“Bad press” is the name of the game for Mexico. The U.S. State Department travel “warning” begins with this caveat…
“Millions of U.S. citizens safely visit Mexico each year for study, tourism, and business, including more than 150,000 who cross the border every day. The Mexican government makes a considerable effort to protect U.S. citizens and other visitors to major tourist destinations, and there is no evidence that Transnational Criminal Organizations (TCOs) have targeted U.S. visitors and residents based on their nationality.”
The dangerous areas, as defined by the warning, are primarily where the drugs are grown, packaged, and transported (i.e., on the west coast and at the border with the US – where the customers are).
Unfortunately, the majority of Americans form their opinions from headlines and not from the facts. The State Department warning lists 13 areas that have “no advisory in effect.”
While the Mexican government is now making a concerted effort (after too many years of “letting it go”) to disenfranchise the drug cartels (and, make no mistake, it is a BIG, costly effort), they have the same problem as Columbia did a couple of decades ago – the cartels are a totally enfranchised part of the economy.
Because of the threat to the American economy presented by Americans taking their income out of the US economy to Mexico’s, the US government is not actively disavowing the “headlines.” So, in truth, Mexico has a two-fold problem – the violence associated with the drug trade (and the concomitant headlines), and the unacknowledged reluctance on the part of the US government to dissuade visitation/emigration to Mexico.
Mexico, unlike Columbia, is a convenient neighbor, and a long-time friend, of the United States. And, while there are many cultural and life-style differences, they pale in comparison to those involved with moving a continent away. Here, if Mom gets sick, a grandchild is born, your son gets married, or you want medical care at “home,” you can fly or drive back to deal with it.

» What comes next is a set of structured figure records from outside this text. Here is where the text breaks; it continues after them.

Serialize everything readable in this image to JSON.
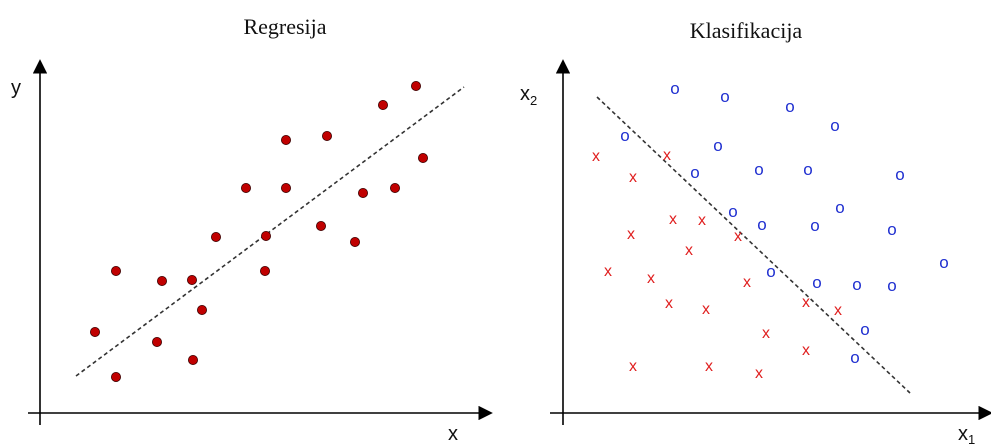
{
  "regression": {
    "title": "Regresija",
    "y_label": "y",
    "x_label": "x",
    "point_color": "#c00000",
    "points": [
      [
        116,
        271
      ],
      [
        95,
        332
      ],
      [
        116,
        377
      ],
      [
        157,
        342
      ],
      [
        162,
        281
      ],
      [
        192,
        280
      ],
      [
        202,
        310
      ],
      [
        193,
        360
      ],
      [
        216,
        237
      ],
      [
        246,
        188
      ],
      [
        265,
        271
      ],
      [
        266,
        236
      ],
      [
        286,
        188
      ],
      [
        286,
        140
      ],
      [
        321,
        226
      ],
      [
        327,
        136
      ],
      [
        355,
        242
      ],
      [
        363,
        193
      ],
      [
        383,
        105
      ],
      [
        395,
        188
      ],
      [
        416,
        86
      ],
      [
        423,
        158
      ]
    ]
  },
  "classification": {
    "title": "Klasifikacija",
    "y_label": "x",
    "y_sub": "2",
    "x_label": "x",
    "x_sub": "1",
    "x_marker": "x",
    "o_marker": "o",
    "x_color": "#e02020",
    "o_color": "#1f2fd0",
    "x_points": [
      [
        596,
        156
      ],
      [
        633,
        177
      ],
      [
        667,
        155
      ],
      [
        631,
        234
      ],
      [
        673,
        219
      ],
      [
        702,
        220
      ],
      [
        689,
        250
      ],
      [
        738,
        236
      ],
      [
        608,
        271
      ],
      [
        651,
        278
      ],
      [
        669,
        303
      ],
      [
        706,
        309
      ],
      [
        747,
        282
      ],
      [
        806,
        302
      ],
      [
        838,
        310
      ],
      [
        766,
        333
      ],
      [
        806,
        350
      ],
      [
        633,
        366
      ],
      [
        709,
        366
      ],
      [
        759,
        373
      ]
    ],
    "o_points": [
      [
        675,
        89
      ],
      [
        725,
        97
      ],
      [
        790,
        107
      ],
      [
        835,
        126
      ],
      [
        625,
        136
      ],
      [
        718,
        146
      ],
      [
        695,
        173
      ],
      [
        759,
        170
      ],
      [
        808,
        170
      ],
      [
        900,
        175
      ],
      [
        733,
        212
      ],
      [
        762,
        225
      ],
      [
        840,
        208
      ],
      [
        815,
        226
      ],
      [
        892,
        230
      ],
      [
        944,
        263
      ],
      [
        771,
        272
      ],
      [
        817,
        283
      ],
      [
        857,
        285
      ],
      [
        892,
        286
      ],
      [
        865,
        330
      ],
      [
        855,
        358
      ]
    ]
  }
}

But, until the US government has a vested interest in growing Mexico’s economy, or the “drug customers” in the US dry-up, we don’t see the “bad press” changing. And, until the American ability to perceive the whole truth of a situation, the sensationalism of the drug war headlines, and/or the vested interest of our economies change, we will have to continue to make our “life-style” appeal to one family at a time.
It is frustrating but our website, even all Mexican ex-pat websites together, cannot compete with the power of the press, no matter how right we are, or how much we’d like to.
Keep on coming to Mexico! Let friends, family and neighbors know that the surface may appear to be tarnished, but what’s underneath is pure gold.